The ligand 2-(8′-quinolinyl)-1,10-phenanthroline (1) was prepared in 79% yield by the Friedländer condensation of 8-amino-7-quinolinecarbaldehyde and 8-acetylquinoline. The complex [Pt(1)Cl]⁺ was prepared and compared with the isomeric 2-(2′-quinolinyl)-1,10-phenanthroline (2) complex.
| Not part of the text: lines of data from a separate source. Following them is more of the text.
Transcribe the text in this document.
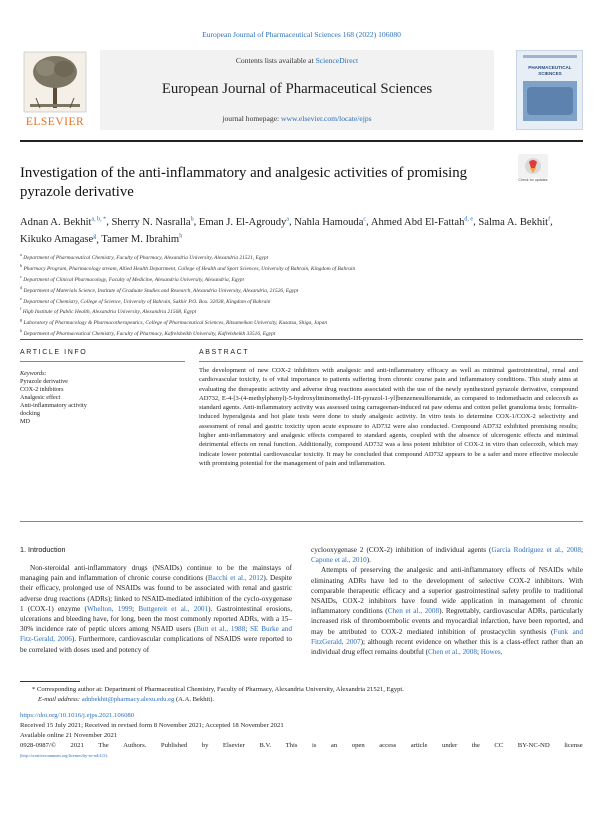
European Journal of Pharmaceutical Sciences 168 (2022) 106080
ELSEVIER
Contents lists available at ScienceDirect
European Journal of Pharmaceutical Sciences
journal homepage: www.elsevier.com/locate/ejps
PHARMACEUTICAL
SCIENCES
Investigation of the anti-inflammatory and analgesic activities of promising pyrazole derivative
Check for updates
Adnan A. Bekhit$^{a, b, *}$, Sherry N. Nasralla$^b$, Eman J. El-Agroudy$^a$, Nahla Hamouda$^c$, Ahmed Abd El-Fattah$^{d, e}$, Salma A. Bekhit$^f$, Kikuko Amagase$^g$, Tamer M. Ibrahim$^h$
$^a$ Department of Pharmaceutical Chemistry, Faculty of Pharmacy, Alexandria University, Alexandria 21521, Egypt
$^b$ Pharmacy Program, Pharmacology stream, Allied Health Department, College of Health and Sport Sciences, University of Bahrain, Kingdom of Bahrain
$^c$ Department of Clinical Pharmacology, Faculty of Medicine, Alexandria University, Alexandria, Egypt
$^d$ Department of Materials Science, Institute of Graduate Studies and Research, Alexandria University, Alexandria, 21526, Egypt
$^e$ Department of Chemistry, College of Science, University of Bahrain, Sakhir P.O. Box. 32038, Kingdom of Bahrain
$^f$ High Institute of Public Health, Alexandria University, Alexandria 21568, Egypt
$^g$ Laboratory of Pharmacology & Pharmacotherapeutics, College of Pharmaceutical Sciences, Ritsumeikan University, Kusatsu, Shiga, Japan
$^h$ Department of Pharmaceutical Chemistry, Faculty of Pharmacy, Kafrelsheikh University, Kafrelsheikh 33516, Egypt
ARTICLE INFO	ABSTRACT
Keywords:
Pyrazole derivative
COX-2 inhibitors
Analgesic effect
Anti-inflammatory activity
docking
MD
The development of new COX-2 inhibitors with analgesic and anti-inflammatory efficacy as well as minimal gastrointestinal, renal and cardiovascular toxicity, is of vital importance to patients suffering from chronic course pain and inflammatory conditions. This study aims at evaluating the therapeutic activity and adverse drug reactions associated with the use of the newly synthesized pyrazole derivative, compound AD732, E-4-[3-(4-methylphenyl)-5-hydroxyliminomethyl-1H-pyrazol-1-yl]benzenesulfonamide, as compared to indomethacin and celecoxib as standard agents. Anti-inflammatory activity was assessed using carrageenan-induced rat paw edema and cotton pellet granuloma tests; formalin-induced hyperalgesia and hot plate tests were done to study analgesic activity. In vitro tests to determine COX-1/COX-2 selectivity and assessment of renal and gastric toxicity upon acute exposure to AD732 were also conducted. Compound AD732 exhibited promising results; higher anti-inflammatory and analgesic effects compared to standard agents, coupled with the absence of ulcerogenic effects and minimal detrimental effects on renal function. Additionally, compound AD732 was a less potent inhibitor of COX-2 in vitro than celecoxib, which may indicate lower potential cardiovascular toxicity. It may be concluded that compound AD732 appears to be a safer and more effective molecule with promising potential for the management of pain and inflammation.
1. Introduction
Non-steroidal anti-inflammatory drugs (NSAIDs) continue to be the mainstays of managing pain and inflammation of chronic course conditions (Bacchi et al., 2012). Despite their efficacy, prolonged use of NSAIDs was found to be associated with renal and gastric adverse drug reactions (ADRs); linked to NSAID-mediated inhibition of the cyclo-oxygenase 1 (COX-1) enzyme (Whelton, 1999; Buttgereit et al., 2001). Gastrointestinal erosions, ulcerations and bleeding have, for long, been the most commonly reported ADRs, with a 15–30% incidence rate of peptic ulcers among NSAID users (Butt et al., 1988; SE Burke and Fitz-Gerald, 2006). Furthermore, cardiovascular complications of NSAIDS were reported to be correlated with doses used and potency of
cyclooxygenase 2 (COX-2) inhibition of individual agents (García Rodríguez et al., 2008; Capone et al., 2010).
Attempts of preserving the analgesic and anti-inflammatory effects of NSAIDs while eliminating ADRs have led to the development of selective COX-2 inhibitors. With comparable therapeutic efficacy and a superior gastrointestinal safety profile to traditional NSAIDs, COX-2 inhibitors have found wide application in management of chronic inflammatory conditions (Chen et al., 2008). Regrettably, cardiovascular ADRs, particularly increased risk of thromboembolic events and myocardial infarction, have been reported, and may be attributed to COX-2 mediated inhibition of prostacyclin synthesis (Funk and FitzGerald, 2007); although recent evidence on whether this is a class-effect rather than an individual drug effect remains doubtful (Chen et al., 2008; Howes,
* Corresponding author at: Department of Pharmaceutical Chemistry, Faculty of Pharmacy, Alexandria University, Alexandria 21521, Egypt.
E-mail address: adnbekhit@pharmacy.alexu.edu.eg (A.A. Bekhit).
https://doi.org/10.1016/j.ejps.2021.106080
Received 15 July 2021; Received in revised form 8 November 2021; Accepted 18 November 2021
Available online 21 November 2021
0928-0987/© 2021 The Authors. Published by Elsevier B.V. This is an open access article under the CC BY-NC-ND license
(http://creativecommons.org/licenses/by-nc-nd/4.0/).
An X-ray analysis indicated that the six-membered chelate ring in the tridentate complex resulted in a relief of angle strain as well as some non-planarity in the bound ligand 1. The control system for photophysical studies is [Pt(3)Cl]⁺ where 3 denotes 2-(2′-pyridyl)-1,10-phenanthroline. Relative to the complex of 3, in dichloromethane solution [Pt(1)Cl]⁺ exhibits noticeably higher energy charge-transfer absorption but slightly lower energy emission. The gap between the onset of absorption and emission is larger because the emission from [Pt(1)Cl]⁺ originates from a triplet excited state with substantial intra-ligand character. At room temperature in deoxygenated dichloromethane, [Pt(1)Cl]⁺ has an excited-state lifetime of 310 ns vs. 230 ns for [Pt(3)Cl]⁺. Within the series, [Pt(1)Cl]⁺ also exhibits the largest activation barrier for thermally induced quenching at 2730 cm⁻¹ in fluid dichloromethane solution. However, the barrier is only about 50% larger than that found for [Pt(3)Cl]⁺. There is reduced ring strain in [Pt(1)Cl]⁺, but inter-ligand steric interactions weaken the ligand field.